Sunday, July 6, 2014

Maxfield Parrish

Maxfield Parrish (1870-1966) was an American artist and illustrator best known for the idiosynchratic color and light he used to suggest visions of another world. This makes it difficult to find digital files that come anywhere close to his originals, even though most of them were done to be printed in books or magazines. Do a quick search for Parrish - Daybreak and you'll see what I mean.

Parrish was born in Philadelphia, the son of an artist father. His given name was Frederick, but this struck the young man as insufficiently artistic so he adopted his grandmother's maiden name of Maxfield as his professional moniker. He attended three different Philadelphia area art schools, not graduating from any, and then began working as a commercial illustrator. Portrait of the artist as a young man.

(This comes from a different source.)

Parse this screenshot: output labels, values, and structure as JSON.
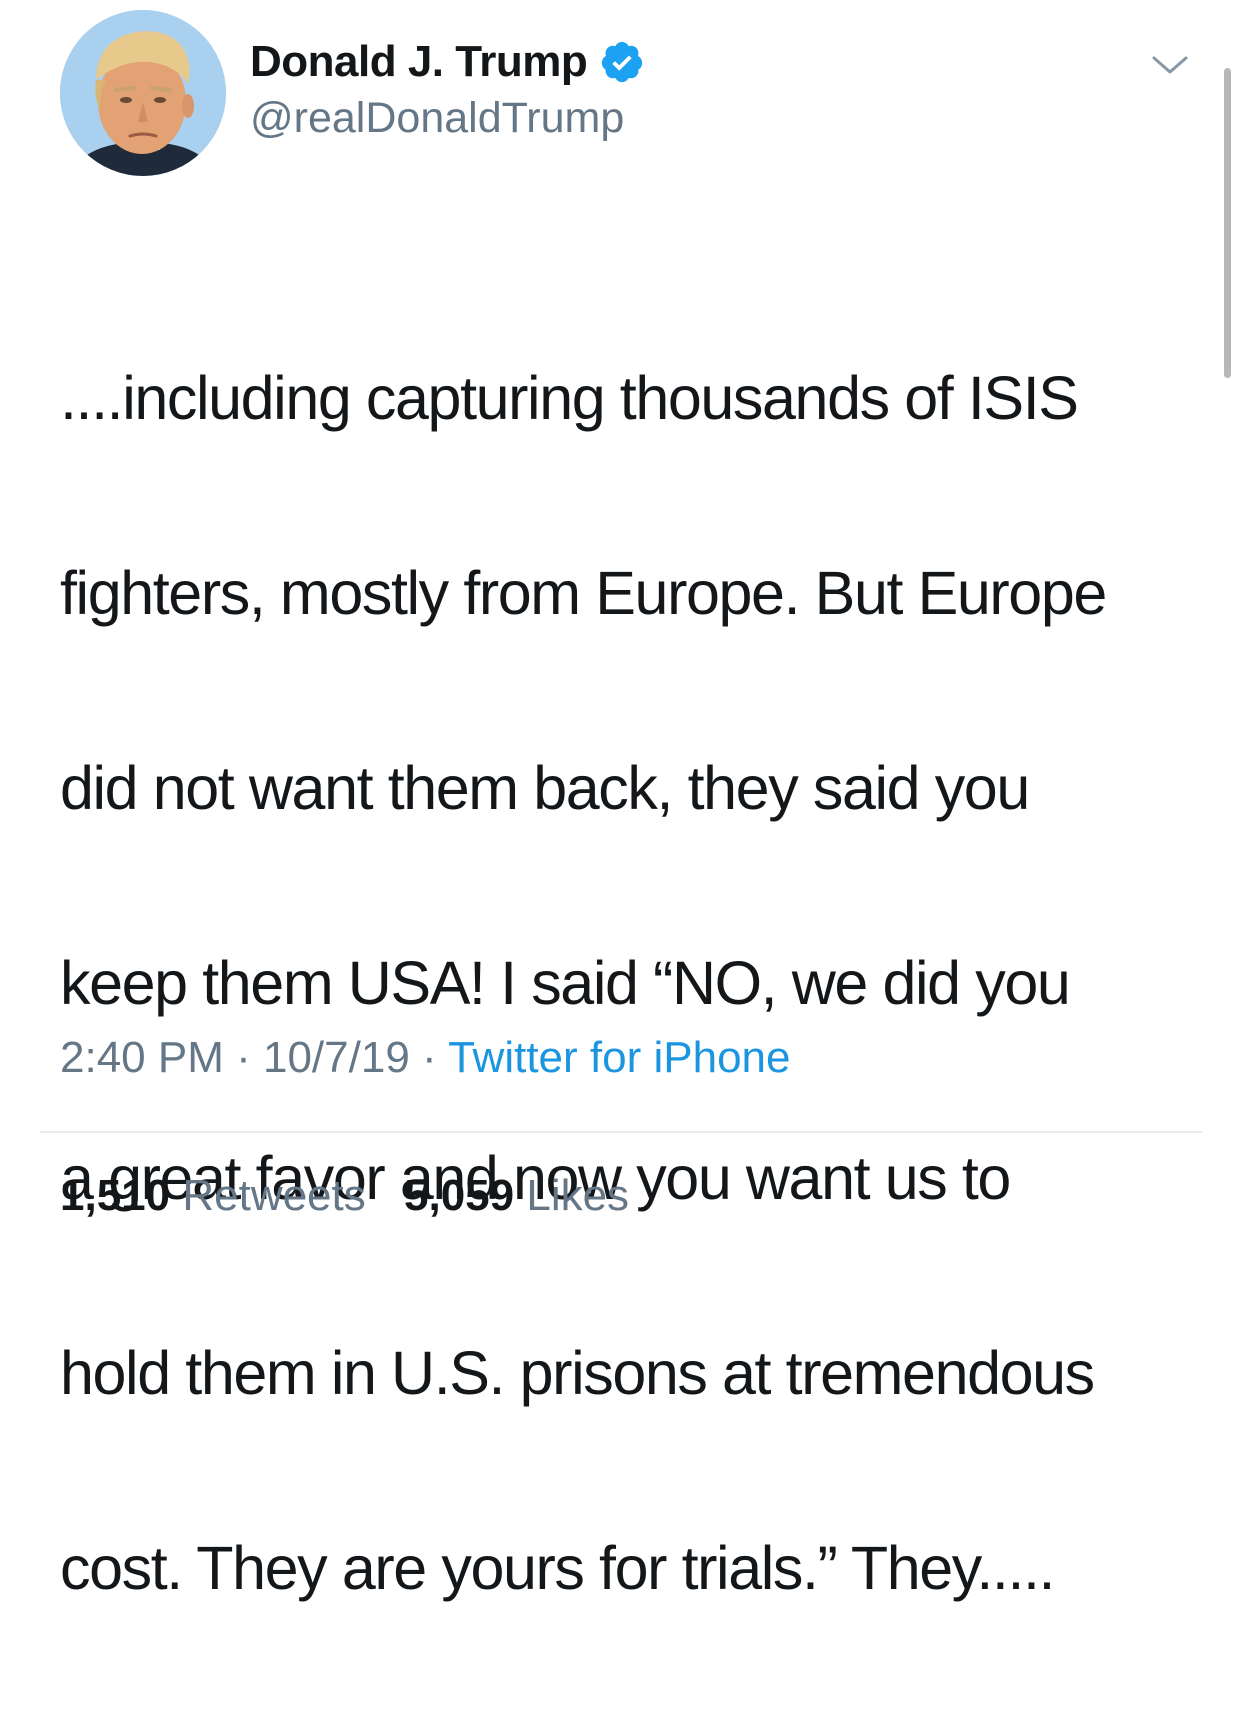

His first two major commissions were Kenneth Grahame's The Walls were as of Jasper and L. Frank Baum's Mother Goose in Prose,  both in 1897.

In the early 1900s Parrish took on many of the classics that were produced in so many wonderful editions in that period, such as Eugene Field's Poems of Childhood (1904). This is for "Dinky Bird," and it reveals Parrish's fascination with the androgynous figure. By this time Parrish had developed the painting method that he used for much of his career:
Parrish's idiosyncratic painting method involved applying numerous layers of thin, transparent oil, alternating with varnish over stretched paper, yielding a combination of great luminosity and extraordinary detail. In his hands, this method gives the effect of a glimpse through a window....except that the scene viewed is from the fairy tale world.


Images from Parrish's Arabian Nights, 1909. This must have been printed on highly acidic paper, because almost all the images I can find are dark and have lost most of their color. Directly above, from "The Young King," is an especially famous image reproduced all over the place, and from most of the jpeg's you would never know his gown was blue.

Tolornia, 1903.

The Lantern Bearers, 1908. This now hangs in the museum that Walmart heiress Alice Walton built in Bentonville, Arkansas, a place that is boycotted by various left-wing art fans apparently on the puzzling theory that the Waltons are more evil than the Mellons, Carnegies and other great art patrons of the robber baron era. At least the Waltons have never raised a private army and opened fire on their employees.

Cadmus Sowing the Dragon's Teeth, 1908. Parrish was into geometry and spent a lot of time tracing out his compositions using the golden ratio and other simple geometric relations. You can see several triangles and rectangles in this.

Griselda, 1910. Parrish loved that background color so much that people sometimes referred to it as "Parrish Blue."

When he became successful -- in 1910 he earned more than $100,000 -- Parrish bought land in New Hampshire and built himself an estate there called The Oaks where he carried on with a rather strange personal life. Wikipedia has this:
He spent the rest of his life there with his wife, Lydia, who died in 1953, and his mistress and model, Sue Lewin, who survived his death in 1966 at age 95.
NMAI adds:
For 58 years he was married to Lydia, a pretty art instructor who later became one of the first documentors of African-American slave songs of the Deep South. Yet, he also had a beautiful model/mistress and one of the most romantic relationships of the century. For over 55 years, the lovely Susan Lewin was his constant companion. In 1960, a few years after the death of Lydia, when he did not marry Susan, she retaliated by marrying a childhood friend. Although 90 years old, Parrish was still painting actively, but upon learning of Susan’s marriage, he never painted again.
Feelings. Shudder.

Above and at top, The Garden of Allah, 1918.

Daybreak, 1922, Parrish's most famous work, perhaps because it so clearly expresses the vision of another world glimpsed in astral light. This was done on commission to be reproduced as a large print and hung in hotel lobbies.

Ecstacy, 1926. Parrish did a lot of "women on rocks" in the 1920s and 1930s, many of them as advertisements for companies like General Electric.

Winter Sunrise (1949).

Parrish remained a classicist throughout his life and also determinedly lowbrow. He thought it odd that by the 1950s his admirers were mainly highbrow, and he several times described himself as a "commonplace" or "popular" artist. In 1936 he remarked,
Modernistic-Abstractionist-Art... consists of 75% explanation and 25% God knows what!